Relationship Goals ?

Saya masih ingat, saat di awal umur 20 tahunan, goal besar dalam bidup saya adalah menjadi sukses. Menjadi sukses secara finansial, karier dan seperti kebanyakan jiwa muda menjadi terkenal dengan apa yang saya lakukan. Saat masih duduk dibangku kuliah, saya akan pergi melanglang buana mencari kegiatan untuk memenuhi kebutuhan diri. Singkatnya, biar eksis.

Saya mendaftar siaran di radio lokal, menjadi fashion stylish di sebuah majalah lokal, sampai menjadi MC di acara tradisional di pusat kebudayaan setempat, padahal saya bukan berasal dari sunda.   I just want to create, make a  different, and have achievement.

Lahir dan besar di Jakarta, saya terbiasa mempunyai goal, dan bersaing dengan orang lain. Di Ibukota saya selalu bergerak cepat. Saya suka merasa bersalah hanya berada di rumah tak melakukan apapun. Saya hanya tahu, kalau saya punya banyak kegiatan saya keren.

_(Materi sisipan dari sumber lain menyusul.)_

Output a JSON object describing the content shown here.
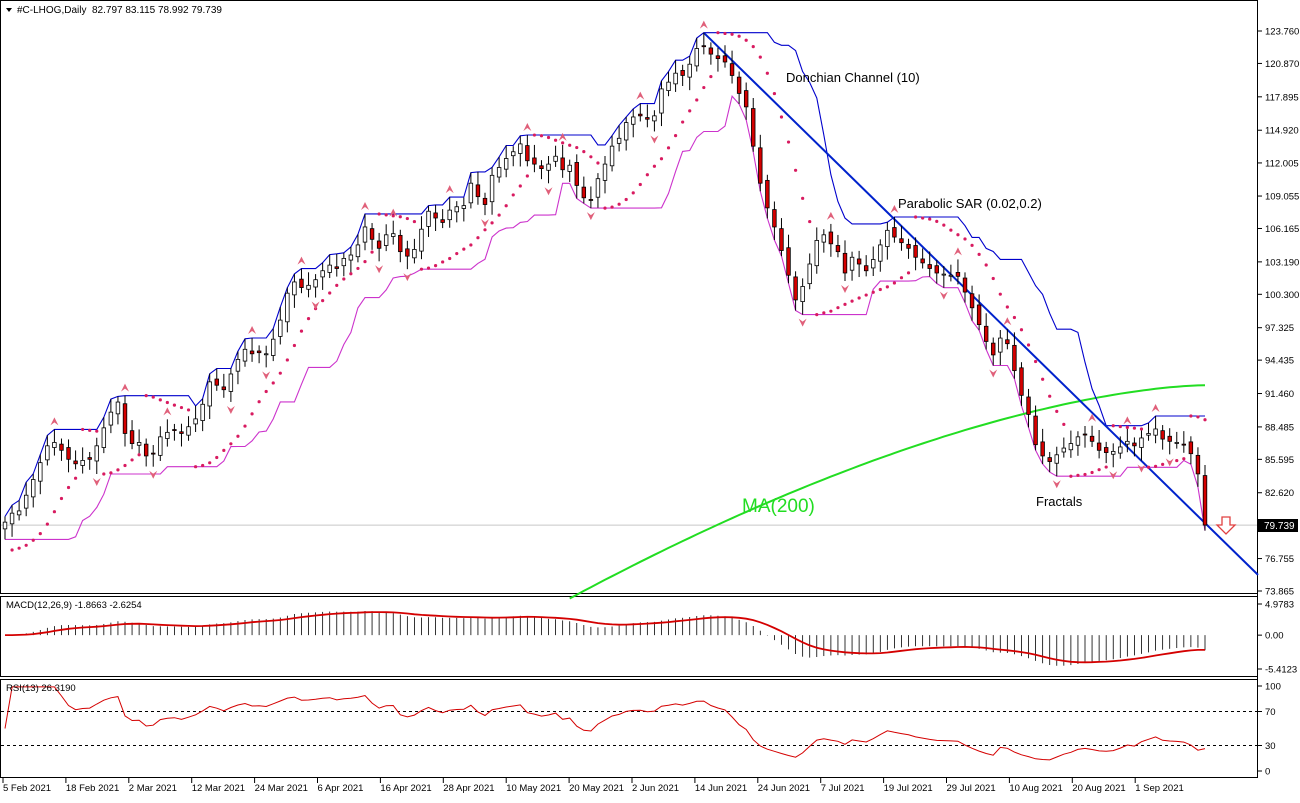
{
  "header": {
    "symbol_label": "#C-LHOG,Daily",
    "ohlc_label": "82.797 83.115 78.992 79.739"
  },
  "colors": {
    "bull_body": "#ffffff",
    "bear_body": "#d40000",
    "candle_outline": "#000000",
    "donchian": "#0000cc",
    "trendline": "#0022cc",
    "ma200": "#22dd22",
    "sar": "#d81b60",
    "lower_band": "#cc33cc",
    "fractal": "#e0607a",
    "macd_line": "#d40000",
    "rsi_line": "#d40000",
    "signal_arrow": "#e04040"
  },
  "chart_data": [
    {
      "type": "candlestick",
      "title": "#C-LHOG,Daily",
      "price_axis_ticks": [
        "123.760",
        "120.870",
        "117.895",
        "114.920",
        "112.005",
        "109.055",
        "106.165",
        "103.190",
        "100.300",
        "97.325",
        "94.435",
        "91.460",
        "88.485",
        "85.595",
        "82.620",
        "79.739",
        "76.755",
        "73.865"
      ],
      "ylim": [
        73.865,
        123.76
      ],
      "last_price": 79.739,
      "last_price_label": "79.739",
      "date_axis_ticks": [
        "5 Feb 2021",
        "18 Feb 2021",
        "2 Mar 2021",
        "12 Mar 2021",
        "24 Mar 2021",
        "6 Apr 2021",
        "16 Apr 2021",
        "28 Apr 2021",
        "10 May 2021",
        "20 May 2021",
        "2 Jun 2021",
        "14 Jun 2021",
        "24 Jun 2021",
        "7 Jul 2021",
        "19 Jul 2021",
        "29 Jul 2021",
        "10 Aug 2021",
        "20 Aug 2021",
        "1 Sep 2021"
      ],
      "close_series": [
        80.0,
        80.8,
        81.0,
        82.4,
        83.8,
        85.3,
        86.8,
        87.1,
        86.4,
        85.6,
        85.2,
        85.5,
        85.6,
        86.8,
        88.4,
        89.8,
        90.7,
        87.9,
        87.0,
        87.1,
        85.9,
        86.1,
        87.6,
        88.0,
        88.2,
        87.9,
        88.5,
        89.2,
        90.5,
        92.5,
        92.2,
        91.8,
        93.2,
        94.5,
        95.4,
        95.0,
        95.1,
        95.0,
        96.3,
        98.0,
        100.4,
        101.4,
        100.9,
        101.1,
        101.6,
        102.4,
        102.9,
        102.6,
        103.5,
        103.8,
        104.7,
        106.3,
        105.2,
        104.4,
        105.6,
        105.7,
        104.1,
        103.7,
        104.3,
        106.1,
        107.7,
        107.1,
        106.7,
        107.8,
        108.1,
        108.2,
        110.2,
        109.0,
        108.3,
        110.9,
        111.6,
        112.4,
        113.0,
        113.7,
        112.2,
        111.9,
        111.5,
        111.9,
        112.6,
        111.4,
        111.8,
        110.0,
        108.9,
        108.7,
        110.6,
        111.9,
        113.5,
        114.2,
        115.6,
        116.1,
        116.2,
        115.9,
        116.2,
        118.6,
        119.2,
        120.0,
        119.8,
        120.8,
        122.2,
        122.4,
        121.7,
        121.3,
        121.0,
        119.8,
        118.2,
        117.0,
        113.5,
        110.2,
        108.0,
        106.3,
        104.2,
        102.0,
        99.8,
        101.0,
        103.0,
        105.1,
        105.6,
        104.8,
        104.1,
        102.2,
        103.6,
        103.0,
        102.4,
        103.4,
        104.7,
        106.0,
        105.4,
        104.9,
        104.4,
        103.6,
        103.1,
        102.6,
        102.2,
        102.1,
        102.0,
        101.9,
        100.5,
        99.1,
        97.6,
        96.1,
        94.9,
        96.4,
        95.9,
        93.5,
        91.3,
        89.6,
        86.9,
        85.9,
        85.4,
        86.0,
        86.6,
        87.0,
        87.6,
        87.8,
        87.2,
        86.4,
        86.2,
        86.3,
        86.7,
        87.2,
        86.8,
        87.5,
        87.9,
        88.3,
        87.4,
        87.2,
        87.1,
        86.9,
        86.1,
        84.3,
        79.739
      ]
    },
    {
      "type": "line",
      "title": "MACD(12,26,9) -1.8663 -2.6254",
      "ylim": [
        -5.4123,
        4.9783
      ],
      "axis_ticks": [
        "4.9783",
        "0.00",
        "-5.4123"
      ],
      "macd_value": -1.8663,
      "signal_value": -2.6254
    },
    {
      "type": "line",
      "title": "RSI(13) 26.3190",
      "ylim": [
        0,
        100
      ],
      "axis_ticks": [
        "100",
        "70",
        "30",
        "0"
      ],
      "levels": [
        70,
        30
      ],
      "last_value": 26.319
    }
  ],
  "annotations": {
    "donchian_label": "Donchian Channel (10)",
    "sar_label": "Parabolic SAR (0.02,0.2)",
    "ma_label": "MA(200)",
    "fractals_label": "Fractals"
  }
}
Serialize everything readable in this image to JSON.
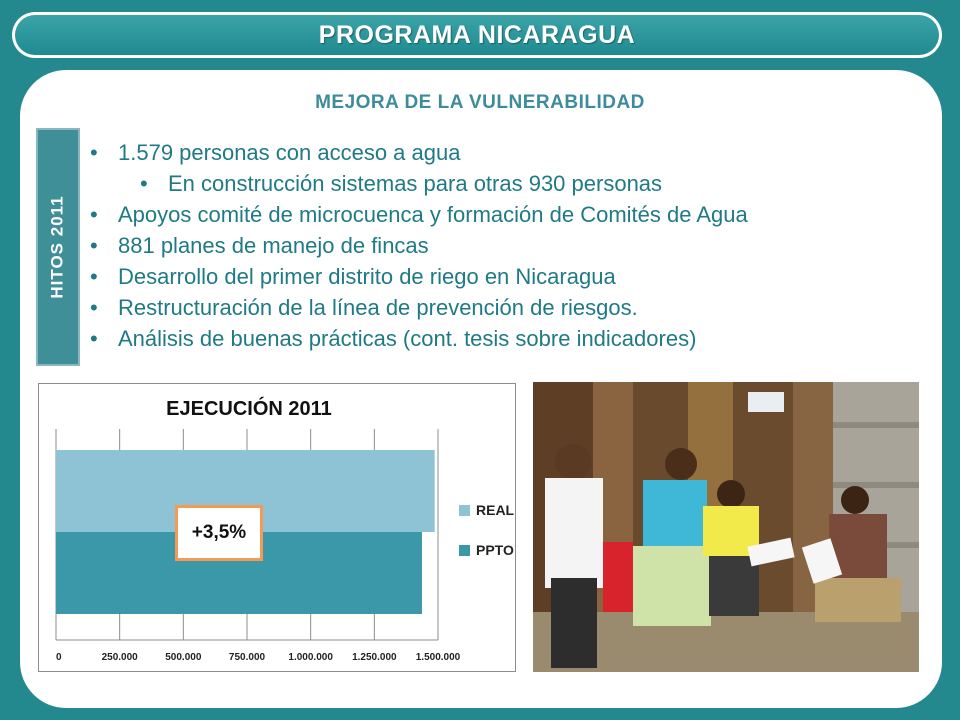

I was so drawn by having a lot of things in life. Kalau saya ingat masa muda yang penuh gairah, saya ingin mengingatkan diit saya yang muda, chill……everythings going to be ok. Have fun and enjoy having good time with your friends.

Goals For Life

Karena didikan dan melihat orang sekitar yang goal getter, ketika tidak memiliki goal dan hanya berdiam diri membuat saya merasa bersalah. Ini juga yang saya rasakan ketika baru memiliki anak. Saya berhenti bekerja, dan hanya di rumah saja. Saya jadi merasa bersalah.  Dalam perasaan bersalah saya menjadi kesepian, merasa tidak punya teman dan tidak tahu mau melakukan apa-apa.  Karena  perasaan bersalah ini memicu saya  terkena postpartum depression.

Loneliness

I feel like I don’t have friends, and nobody really understand how I felt. Setelah menelisik, dan mengingat masa itu, mungkin karena saya hanya tidak tahu apa yang saya rasakan, dan saya tidak bercerita ke teman-teman bahwa saya ingin bertemu, ingin bercerita. Bahwa saya butuh didengarkan dan disayang.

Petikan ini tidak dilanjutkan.